Not that many audiences will not be tempted to give up during the first half and even beyond.
Red Road is in Glasgow and has a huge block of flats which are continuously under surveillance, as is the whole area, by the city security cameras.
Jackie watches the screens – and we watch Jackie watching the screens. She gets the chance sometimes to change screens!
We are being asked to share the pace of her work, the boredom, the curiosity, the alerts. (It is very easy during our surveillance of Jackie to let our minds wander – far away.)
She sees a married man for a brief rendezvous every fortnight. She goes to a family wedding. She lives quietly and alone.
For a lot of the film, she is curious about a paroled prisoner, watches him, follows him, even goes to a party at his flat.
We have gathered that Jackie has been married, then, that her husband and daughter have died. And the penny drops.
Once it drops the film becomes far more interesting, as we try to guess what Jackie is going to do.
When she does it, we are forcibly made voyeurs, at length, to her vengeance.
But there seems to be no catharsis. But, if we wait longer, this does come and brings the film to a satisfactory conclusion (except for the missable end credits song, ‘Love can tear us apart’).
So, it does come together, slow pace, intense close-up on Jackie, the enigmas, mystery and all.

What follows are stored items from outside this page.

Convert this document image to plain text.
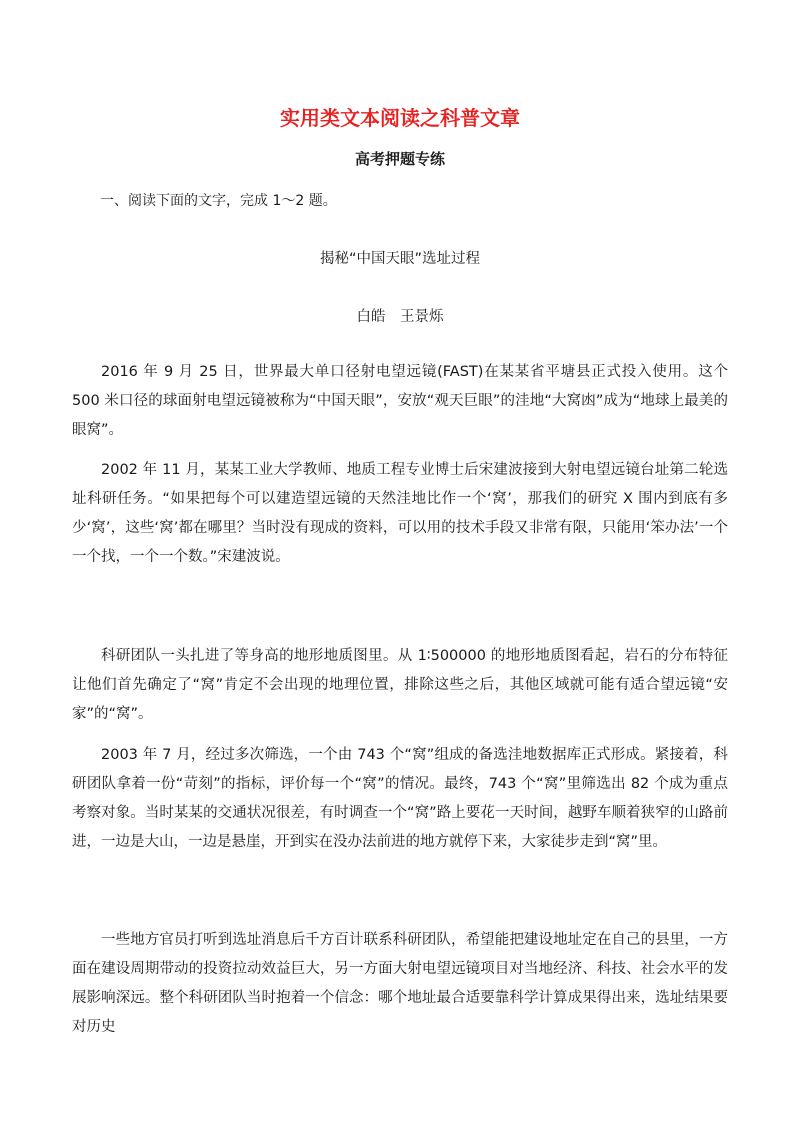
实用类文本阅读之科普文章
高考押题专练
一、阅读下面的文字，完成 1～2 题。
揭秘“中国天眼”选址过程
白皓　王景烁

2016 年 9 月 25 日，世界最大单口径射电望远镜(FAST)在某某省平塘县正式投入使用。这个 500 米口径的球面射电望远镜被称为“中国天眼”，安放“观天巨眼”的洼地“大窝凼”成为“地球上最美的眼窝”。

2002 年 11 月，某某工业大学教师、地质工程专业博士后宋建波接到大射电望远镜台址第二轮选址科研任务。“如果把每个可以建造望远镜的天然洼地比作一个‘窝’，那我们的研究 X 围内到底有多少‘窝’，这些‘窝’都在哪里？当时没有现成的资料，可以用的技术手段又非常有限，只能用‘笨办法’一个一个找，一个一个数。”宋建波说。

科研团队一头扎进了等身高的地形地质图里。从 1∶500000 的地形地质图看起，岩石的分布特征让他们首先确定了“窝”肯定不会出现的地理位置，排除这些之后，其他区域就可能有适合望远镜“安家”的“窝”。

2003 年 7 月，经过多次筛选，一个由 743 个“窝”组成的备选洼地数据库正式形成。紧接着，科研团队拿着一份“苛刻”的指标，评价每一个“窝”的情况。最终，743 个“窝”里筛选出 82 个成为重点考察对象。当时某某的交通状况很差，有时调查一个“窝”路上要花一天时间，越野车顺着狭窄的山路前进，一边是大山，一边是悬崖，开到实在没办法前进的地方就停下来，大家徒步走到“窝”里。

一些地方官员打听到选址消息后千方百计联系科研团队，希望能把建设地址定在自己的县里，一方面在建设周期带动的投资拉动效益巨大，另一方面大射电望远镜项目对当地经济、科技、社会水平的发展影响深远。整个科研团队当时抱着一个信念：哪个地址最合适要靠科学计算成果得出来，选址结果要对历史
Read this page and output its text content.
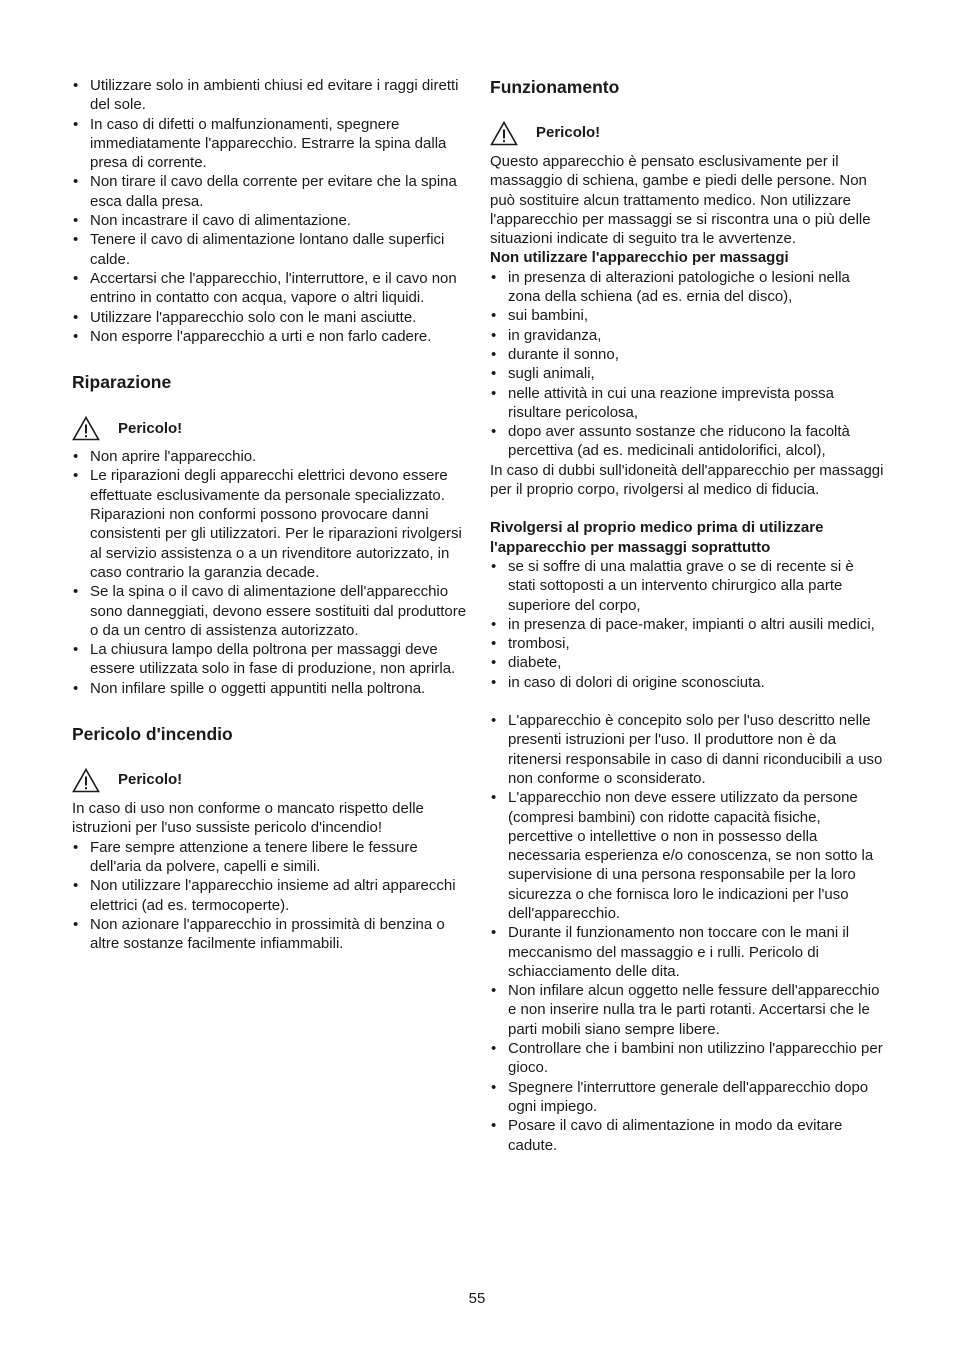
• Utilizzare solo in ambienti chiusi ed evitare i raggi diretti del sole.
• In caso di difetti o malfunzionamenti, spegnere immediatamente l'apparecchio. Estrarre la spina dalla presa di corrente.
• Non tirare il cavo della corrente per evitare che la spina esca dalla presa.
• Non incastrare il cavo di alimentazione.
• Tenere il cavo di alimentazione lontano dalle superfici calde.
• Accertarsi che l'apparecchio, l'interruttore, e il cavo non entrino in contatto con acqua, vapore o altri liquidi.
• Utilizzare l'apparecchio solo con le mani asciutte.
• Non esporre l'apparecchio a urti e non farlo cadere.
Riparazione
Pericolo!
• Non aprire l'apparecchio.
• Le riparazioni degli apparecchi elettrici devono essere effettuate esclusivamente da personale specializzato. Riparazioni non conformi possono provocare danni consistenti per gli utilizzatori. Per le riparazioni rivolgersi al servizio assistenza o a un rivenditore autorizzato, in caso contrario la garanzia decade.
• Se la spina o il cavo di alimentazione dell'apparecchio sono danneggiati, devono essere sostituiti dal produttore o da un centro di assistenza autorizzato.
• La chiusura lampo della poltrona per massaggi deve essere utilizzata solo in fase di produzione, non aprirla.
• Non infilare spille o oggetti appuntiti nella poltrona.
Pericolo d'incendio
Pericolo!

In caso di uso non conforme o mancato rispetto delle istruzioni per l'uso sussiste pericolo d'incendio!

• Fare sempre attenzione a tenere libere le fessure dell'aria da polvere, capelli e simili.
• Non utilizzare l'apparecchio insieme ad altri apparecchi elettrici (ad es. termocoperte).
• Non azionare l'apparecchio in prossimità di benzina o altre sostanze facilmente infiammabili.
Funzionamento
Pericolo!

Questo apparecchio è pensato esclusivamente per il massaggio di schiena, gambe e piedi delle persone. Non può sostituire alcun trattamento medico. Non utilizzare l'apparecchio per massaggi se si riscontra una o più delle situazioni indicate di seguito tra le avvertenze.

Non utilizzare l'apparecchio per massaggi

• in presenza di alterazioni patologiche o lesioni nella zona della schiena (ad es. ernia del disco),
• sui bambini,
• in gravidanza,
• durante il sonno,
• sugli animali,
• nelle attività in cui una reazione imprevista possa risultare pericolosa,
• dopo aver assunto sostanze che riducono la facoltà percettiva (ad es. medicinali antidolorifici, alcol),

In caso di dubbi sull'idoneità dell'apparecchio per massaggi per il proprio corpo, rivolgersi al medico di fiducia.

Rivolgersi al proprio medico prima di utilizzare l'apparecchio per massaggi soprattutto

• se si soffre di una malattia grave o se di recente si è stati sottoposti a un intervento chirurgico alla parte superiore del corpo,
• in presenza di pace-maker, impianti o altri ausili medici,
• trombosi,
• diabete,
• in caso di dolori di origine sconosciuta.
• L'apparecchio è concepito solo per l'uso descritto nelle presenti istruzioni per l'uso. Il produttore non è da ritenersi responsabile in caso di danni riconducibili a uso non conforme o sconsiderato.
• L'apparecchio non deve essere utilizzato da persone (compresi bambini) con ridotte capacità fisiche, percettive o intellettive o non in possesso della necessaria esperienza e/o conoscenza, se non sotto la supervisione di una persona responsabile per la loro sicurezza o che fornisca loro le indicazioni per l'uso dell'apparecchio.
• Durante il funzionamento non toccare con le mani il meccanismo del massaggio e i rulli. Pericolo di schiacciamento delle dita.
• Non infilare alcun oggetto nelle fessure dell'apparecchio e non inserire nulla tra le parti rotanti. Accertarsi che le parti mobili siano sempre libere.
• Controllare che i bambini non utilizzino l'apparecchio per gioco.
• Spegnere l'interruttore generale dell'apparecchio dopo ogni impiego.
• Posare il cavo di alimentazione in modo da evitare cadute.
55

Kate is played with some self-sacrificing intensity by Kate Dickie.
Red Road is a first feature from Andrea Arnold (Oscar winner, 2005 for Best live action short film).
It is the first in a trilogy, backed by Zentropa (with memories of Dogme) where the same characters will appear in three films.
The other directors are Lonne Scherfig (Italian for Beginners) and Anders Thomas Jensen.